Ay uzun zaman sonra yb geldi. Bolca yorum yapın lütfen, seviliyorsunuz byee.
×××××
Yine normal sabahlardan biriydi. Amara erkenden kalktığı için ben de erken kalkıp ona kahvaltı hazırladım. Bizim için o kadar şey yapıyordu. En azından yaptıklarının karşılığı olmasa da, bir iyiliğim değsin istiyordum.
Ben bardağa çay doldururken o da içeri odadan çıkmıştı. Askeri ceketinin önünü açık bırakmış, uykulu olduğu için gözlerini ovuyordu. Koyu yeşil, kahverengiye yakın kravatı bu sefer daha uzundu. Beline kadar geliyordu neredeyse.
Elini gözünden çekip, beni gördüğü anda şaşırdı fakat hemen ardından dudaklarına gülümseme kondu.
Yüzündeki gülümsemeyle odadan çıkıp, sofraya doğru gelirken, "Günaydın." dedi. Az önceki yorgunluğuna tezat olarak neşeli bir sesle söylemişti.
Elimdeki çaydanı tezgaha bırakırken ona, "Günaydın." dedim kuru bir sesle.

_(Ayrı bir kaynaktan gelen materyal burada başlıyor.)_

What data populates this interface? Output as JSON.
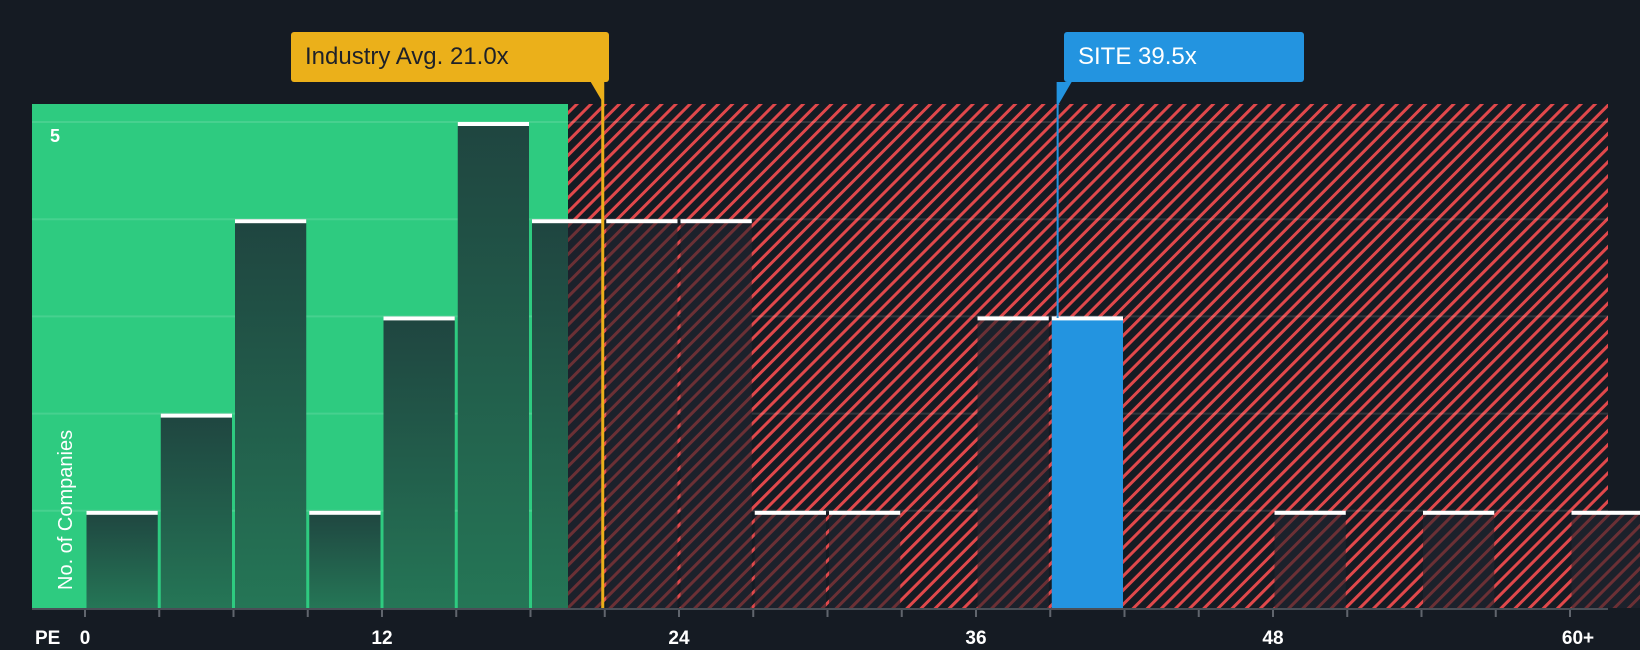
{
  "chart_data": {
    "type": "bar",
    "title": "",
    "xlabel": "PE",
    "ylabel": "No. of Companies",
    "x_tick_labels": [
      "0",
      "12",
      "24",
      "36",
      "48",
      "60+"
    ],
    "x_ticks": [
      0,
      12,
      24,
      36,
      48,
      60
    ],
    "y_tick_labels": [
      "5"
    ],
    "ylim": [
      0,
      5.15
    ],
    "bin_width": 3,
    "bins": [
      {
        "start": 0,
        "end": 3,
        "count": 1
      },
      {
        "start": 3,
        "end": 6,
        "count": 2
      },
      {
        "start": 6,
        "end": 9,
        "count": 4
      },
      {
        "start": 9,
        "end": 12,
        "count": 1
      },
      {
        "start": 12,
        "end": 15,
        "count": 3
      },
      {
        "start": 15,
        "end": 18,
        "count": 5
      },
      {
        "start": 18,
        "end": 21,
        "count": 4
      },
      {
        "start": 21,
        "end": 24,
        "count": 4
      },
      {
        "start": 24,
        "end": 27,
        "count": 4
      },
      {
        "start": 27,
        "end": 30,
        "count": 1
      },
      {
        "start": 30,
        "end": 33,
        "count": 1
      },
      {
        "start": 33,
        "end": 36,
        "count": 0
      },
      {
        "start": 36,
        "end": 39,
        "count": 3
      },
      {
        "start": 39,
        "end": 42,
        "count": 3,
        "highlight": true
      },
      {
        "start": 42,
        "end": 45,
        "count": 0
      },
      {
        "start": 45,
        "end": 48,
        "count": 0
      },
      {
        "start": 48,
        "end": 51,
        "count": 1
      },
      {
        "start": 51,
        "end": 54,
        "count": 0
      },
      {
        "start": 54,
        "end": 57,
        "count": 1
      },
      {
        "start": 57,
        "end": 60,
        "count": 0
      },
      {
        "start": 60,
        "end": 63,
        "count": 1
      }
    ],
    "annotations": [
      {
        "label": "Industry Avg. 21.0x",
        "value": 21.0,
        "color": "#ebb01a"
      },
      {
        "label": "SITE 39.5x",
        "value": 39.5,
        "color": "#2394e0"
      }
    ],
    "regions": [
      {
        "name": "undervalued",
        "from": 0,
        "to": 20.0,
        "color": "#2ecb80"
      },
      {
        "name": "overvalued",
        "from": 20.0,
        "to": 64.5,
        "color": "#e0484b",
        "pattern": "diagonal-hatch"
      }
    ],
    "grid": true,
    "legend": null
  },
  "labels": {
    "industry_callout": "Industry Avg. 21.0x",
    "site_callout": "SITE 39.5x",
    "y_axis_title": "No. of Companies",
    "x_axis_title": "PE",
    "y_top_tick": "5"
  },
  "colors": {
    "background": "#151b23",
    "green_zone": "#2ecb80",
    "hatch_red": "#e0484b",
    "industry_yellow": "#ebb01a",
    "site_blue": "#2394e0",
    "bar_dark_top": "#1f4540",
    "bar_dark_bottom": "#257656",
    "bar_cap": "#ffffff"
  }
}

Gözlerini masada gezdirirken beni görmezden geldi. "Ellerine sağlık." diyip ceketini çıkardı ve sandalyenin arka tarafına astı. Masaya otururken gözlerini bana çevirdi.

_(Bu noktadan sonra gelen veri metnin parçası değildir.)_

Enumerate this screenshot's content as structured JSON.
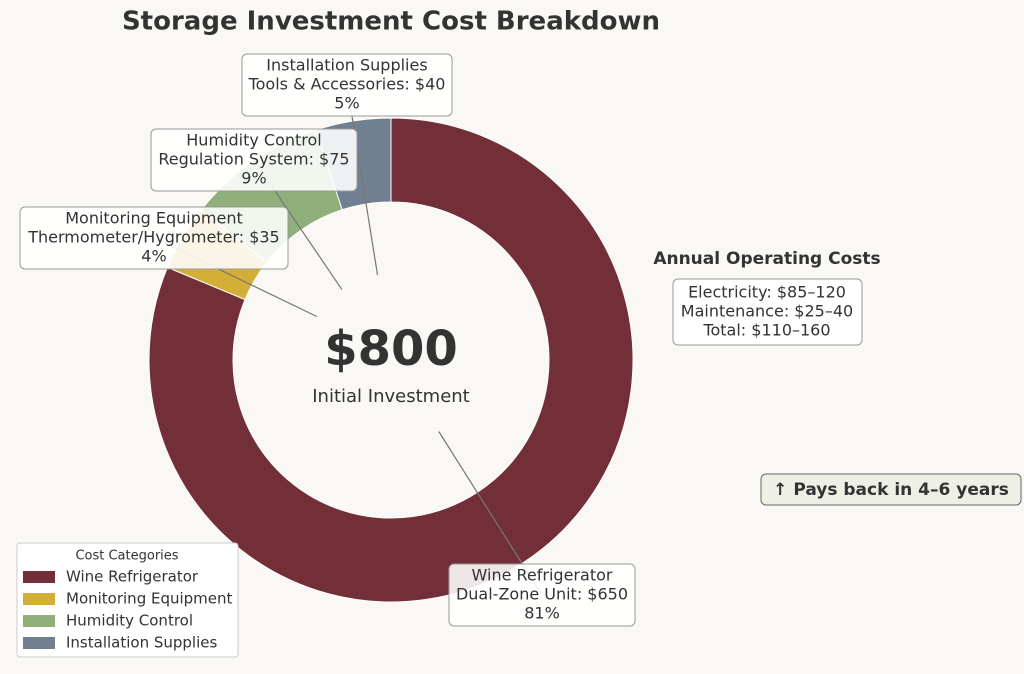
{
  "chart_data": {
    "type": "pie",
    "title": "Storage Investment Cost Breakdown",
    "categories": [
      "Wine Refrigerator",
      "Monitoring Equipment",
      "Humidity Control",
      "Installation Supplies"
    ],
    "values": [
      650,
      35,
      75,
      40
    ],
    "value_labels": [
      "Dual-Zone Unit: $650",
      "Thermometer/Hygrometer: $35",
      "Regulation System: $75",
      "Tools & Accessories: $40"
    ],
    "percent_labels": [
      "81%",
      "4%",
      "9%",
      "5%"
    ],
    "colors": [
      "#722f37",
      "#d4af37",
      "#8fb07a",
      "#708090"
    ],
    "center_label": "$800",
    "center_caption": "Initial Investment",
    "legend_title": "Cost Categories",
    "legend": "lower left",
    "operating_costs": {
      "title": "Annual Operating Costs",
      "lines": [
        "Electricity: $85–120",
        "Maintenance: $25–40",
        "Total: $110–160"
      ]
    },
    "note": "↑ Pays back in 4–6 years"
  }
}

"Ali uyanmadı mı?" diye sordu. Kafamı sallayarak ben de onun karşısına oturdum. Gece kalkmıştı ama Amara'nın aldığı meyveler ve proteinler tekrardan sütümü getirmişti. Bu yüzden rahat bir yemek yemiş, hâlâ da uyuyordu.
"Sütünü içti şimdi rahat uyuyor." kendi önüme de sosislerden koyarken söyledim. Çatalıyla ağzına zeytin atıp, arkasına yaslanırken bana bakmaya devam etti.
Bardağını alıp, çayını yudumladıktan sonra, "Şimdi gideceğim ama 1 saat sonra falan geri döneceğim. Sen de hazırlanırsın, alış verişe gideriz." dedi.
Hareketlerimi sürdürürken kaşlarım çatıldı. Bunu beklemiyordum. Bize bir çok yardımı dokundu ama bu kadar düşünceli olduğunu bilmiyordum.
"Bizi gizlemeye çalışırsın sanıyordum. Tehlikeli değil mi?" diye sordum.
Kısa bir süre sessiz kaldı. Belki de, haklı olduğumu düşünüyordu.
Çayından bir yudum daha alırken kafasını salladı. Sonra ise tekrar, "Haklısın, bu çok tehlikeli. Ama böyle de olmaz. Dışarıda Azerbaycan'ca konuşma, yetiyor." dedi.
Bir şey demeden kafamı salladım. Aslında bu alış veriş iyi olacaktır. Benim için sorun yoktu ama Ali'nin ne kıyafeti vardı, ne de bezi. En azından onun için bir şeyler alabilirdim.
"Tamam." dedim sadece. O da bir şey demeden kahvaltısını etmeye devam etti.
Gözlerimi onun yüzünde gezdiriyordum. Kısa sarı saçları vardı. Sürekli dağınık halde duruyorlardı. Onu ilk gördüğünüzde ermeni, Azerbaycanlı değil de, Rus derdiniz. Tam olarak öyle tipte birisiydi. Keskin çene hatları ve içe çökük yanaklar.
Bakışlarımı farketmişti. Tekrardan bardağına uzanırken gözlerini benim gözlerime çevirdi. Dikkatli baktığımı görünce hareketlerini durdurdu. Ben de yakalandığım için hemen kafamı çevirdim zaten.
Son bir yudum daha alarak bardağı masaya bıraktı. Ardından ayağa kalkıp ceketini de aldı.
Ceketini giyerken, "Bir saat sonra görüşürüz." dedi. Bir şey demedim. Sadece kafa salladım. Giyindikten sonra birkaç saniye durup bana baktı. Neden böyle bir şey yaptı bilmiyorum. Sormadım da.
Sonunda daha fazla bakmayı kesip evden çıktı. O gittiğinde derin bir nefes alıp ben de ayaklandım. Gidene kadar en azından sofrayı toparlar, Ali'yi uyandırıp, tekrardan yemek yedirirdim.